Tribunal Administratif de Marseille — Décision N° TA13-2306029

mercredi 25 mars 2026

JuridictionTribunal Administratif de Marseille
SectionTribunal Administratif de Marseille
N° DossierTA13-2306029
TypeDécision
RecoursExcès de pouvoir
Formation5ème Chambre

Résumé IA

Le Tribunal Administratif de Marseille a annulé la décision de l'Agence de services et de paiement refusant l'octroi d'une prime à la conversion au requérant. Le juge a estimé que l'administration avait commis une erreur de droit en ne tenant pas compte des autres moyens de preuve (déclaration de cession, facture, attestation d'assurance) produits pour établir la propriété du véhicule, alors que l'article 1 de l'arrêté du 29 décembre 2017 ne fait pas du certificat d'immatriculation la preuve exclusive.
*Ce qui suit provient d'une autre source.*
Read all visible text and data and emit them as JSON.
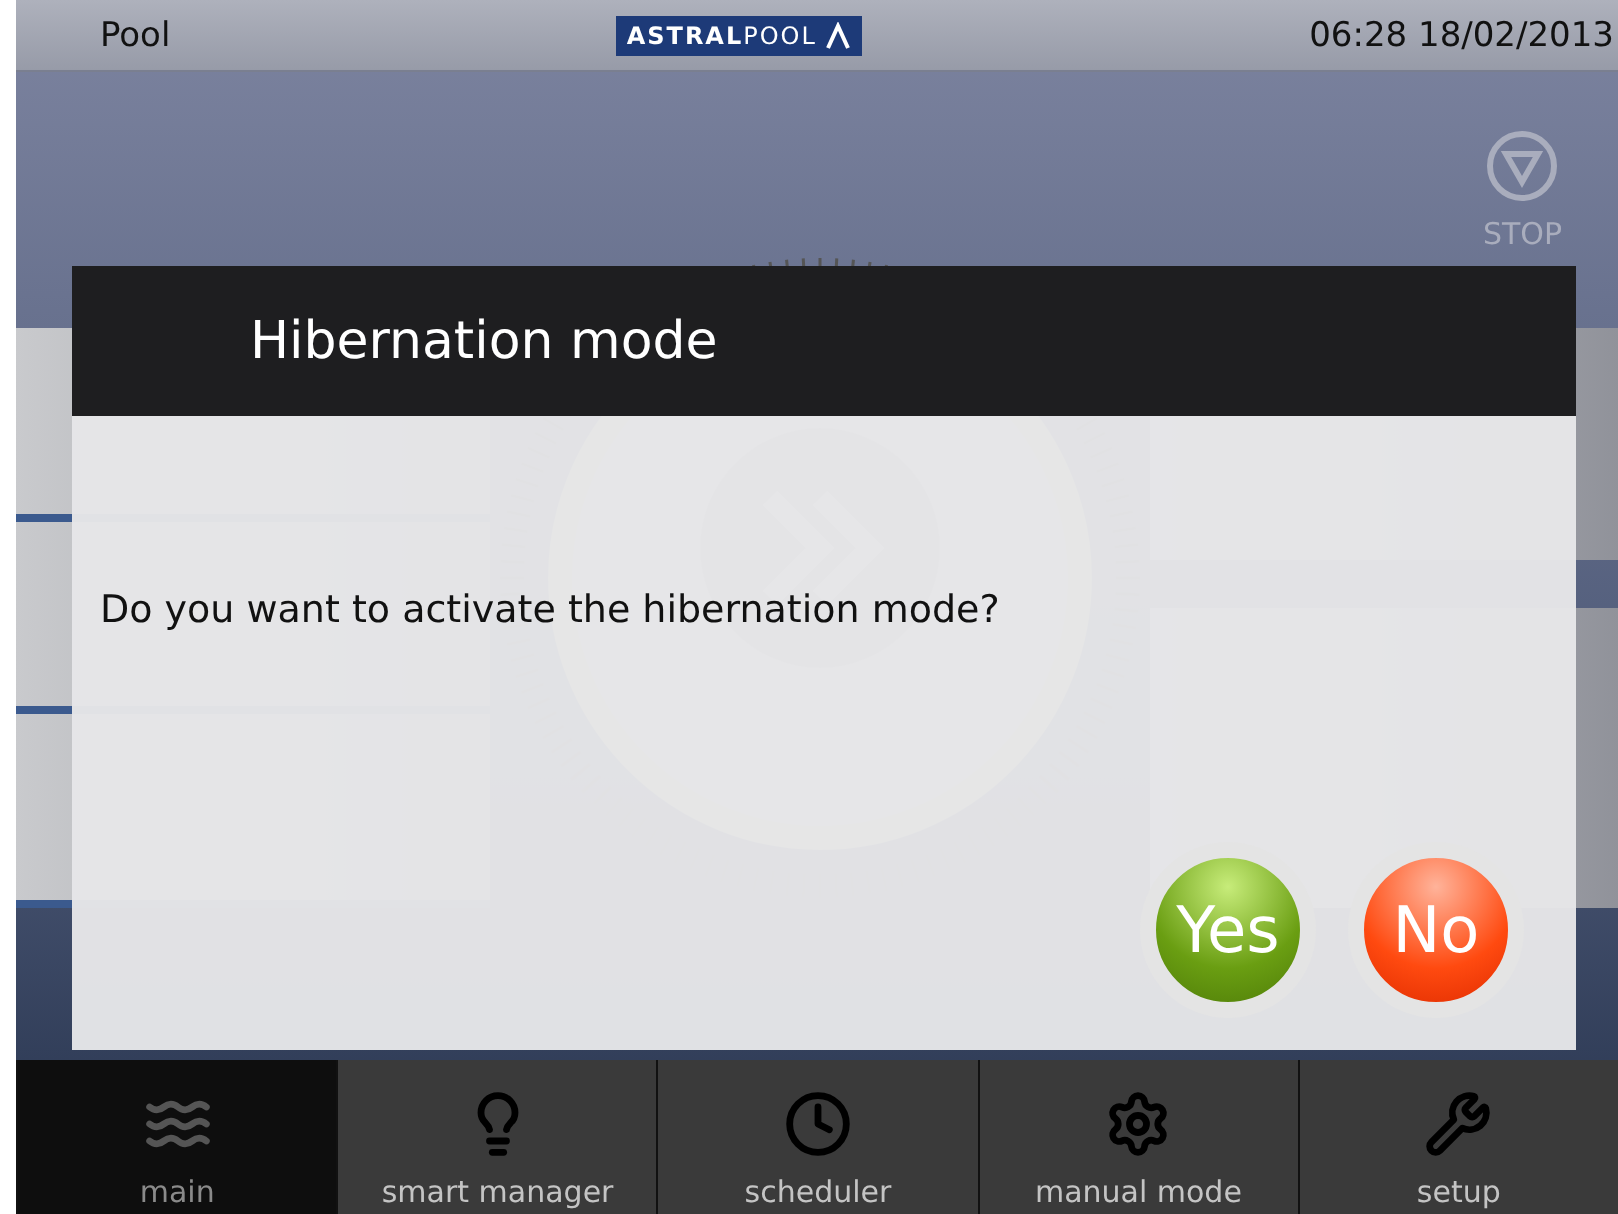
{
  "status_bar": {
    "title": "Pool",
    "logo": "**ASTRAL**POOL",
    "time": "06:28",
    "date": "18/02/2013"
  },
  "stop_button": {
    "label": "STOP"
  },
  "dialog": {
    "title": "Hibernation mode",
    "message": "Do you want to activate the hibernation mode?",
    "buttons": [
      {
        "label": "Yes",
        "kind": "confirm"
      },
      {
        "label": "No",
        "kind": "cancel"
      }
    ]
  },
  "nav": [
    {
      "label": "main",
      "selected": true
    },
    {
      "label": "smart manager",
      "selected": false
    },
    {
      "label": "scheduler",
      "selected": false
    },
    {
      "label": "manual mode",
      "selected": false
    },
    {
      "label": "setup",
      "selected": false
    }
  ]
}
Le tribunal a enjoint à l'agence de verser la prime de 7 000 euros, mais a rejeté les demandes indemnitaires complémentaires pour défaut de preuve du préjudice allégué.

Texte intégral

Vu la procédure suivante :

Par une requête enregistrée le 28 juin 2023 et un mémoire 22 décembre 2025 qui n’a pas été communiqué, M. B... A... demande au tribunal :

d’annuler la décision du 18 avril 2023 par laquelle le directeur de l'agence de services et de paiement a refusé de lui octroyer une aide au titre de la prime à la conversion ;

d’enjoindre à l’agence de services et de paiement de lui verser la prime sollicitée ;

de condamner l'agence de services et de paiement à lui verser une somme de 8 000 euros au titre du préjudice que lui a causé ce refus.


Il soutient que :

En ce qui concerne les conclusions à fin d’annulation de la décision du 18 avril 2023 :

elle est entachée d’une erreur de droit, dès lors que la propriété du véhicule peut être prouvée par d’autres moyens que la carte grise.
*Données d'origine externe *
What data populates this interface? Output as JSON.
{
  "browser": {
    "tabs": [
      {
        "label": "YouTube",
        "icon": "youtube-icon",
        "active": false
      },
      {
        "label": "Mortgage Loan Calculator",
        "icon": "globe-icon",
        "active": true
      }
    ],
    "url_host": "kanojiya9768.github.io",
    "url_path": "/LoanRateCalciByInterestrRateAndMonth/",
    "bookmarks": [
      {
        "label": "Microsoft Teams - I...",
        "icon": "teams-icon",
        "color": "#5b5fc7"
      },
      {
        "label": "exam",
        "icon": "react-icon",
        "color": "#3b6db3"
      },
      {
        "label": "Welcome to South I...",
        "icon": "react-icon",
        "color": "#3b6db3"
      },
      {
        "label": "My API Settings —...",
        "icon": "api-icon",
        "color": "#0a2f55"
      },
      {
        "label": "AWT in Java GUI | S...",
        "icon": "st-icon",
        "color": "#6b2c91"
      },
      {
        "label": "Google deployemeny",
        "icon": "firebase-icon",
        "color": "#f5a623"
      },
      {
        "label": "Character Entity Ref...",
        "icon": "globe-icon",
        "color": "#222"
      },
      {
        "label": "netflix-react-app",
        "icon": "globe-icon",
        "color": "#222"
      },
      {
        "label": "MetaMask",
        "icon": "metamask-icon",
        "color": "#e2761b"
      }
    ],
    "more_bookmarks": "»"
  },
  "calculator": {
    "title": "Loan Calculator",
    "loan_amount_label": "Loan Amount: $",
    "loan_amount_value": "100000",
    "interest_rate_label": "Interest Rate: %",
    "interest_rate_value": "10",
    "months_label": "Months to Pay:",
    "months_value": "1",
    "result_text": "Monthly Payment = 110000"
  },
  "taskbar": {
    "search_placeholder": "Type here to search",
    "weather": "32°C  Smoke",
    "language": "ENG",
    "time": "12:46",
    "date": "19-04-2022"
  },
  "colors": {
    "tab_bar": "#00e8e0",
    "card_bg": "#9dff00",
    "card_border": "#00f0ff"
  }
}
En ce qui concerne les conclusions indemnitaires :

la réponse erronée apportée à sa demande de renseignements est de nature à engager la responsabilité pour faute de l'agence de service et de paiement ;
il est fondé à solliciter la réparation de son préjudice par le versement d’une somme de 7 000 euros au titre de la perte de chance de toucher le bonus écologique et de 1 000 euros au titre de son préjudice moral.

Par un mémoire en défense, enregistré le 4 janvier 2024, l'agence de services et de paiement conclut au rejet de la requête.

Elle fait valoir que le moyen soulevé par M. A... n’est pas fondé.


Vu les autres pièces du dossier.

Vu :
le code de l’énergie ;
l’arrêté du 29 décembre 2017 relatif aux modalités de gestion des aides à l’acquisition et à la location des véhicules peu polluants ;
le code de justice administrative.

Les parties ont été régulièrement averties du jour de l’audience.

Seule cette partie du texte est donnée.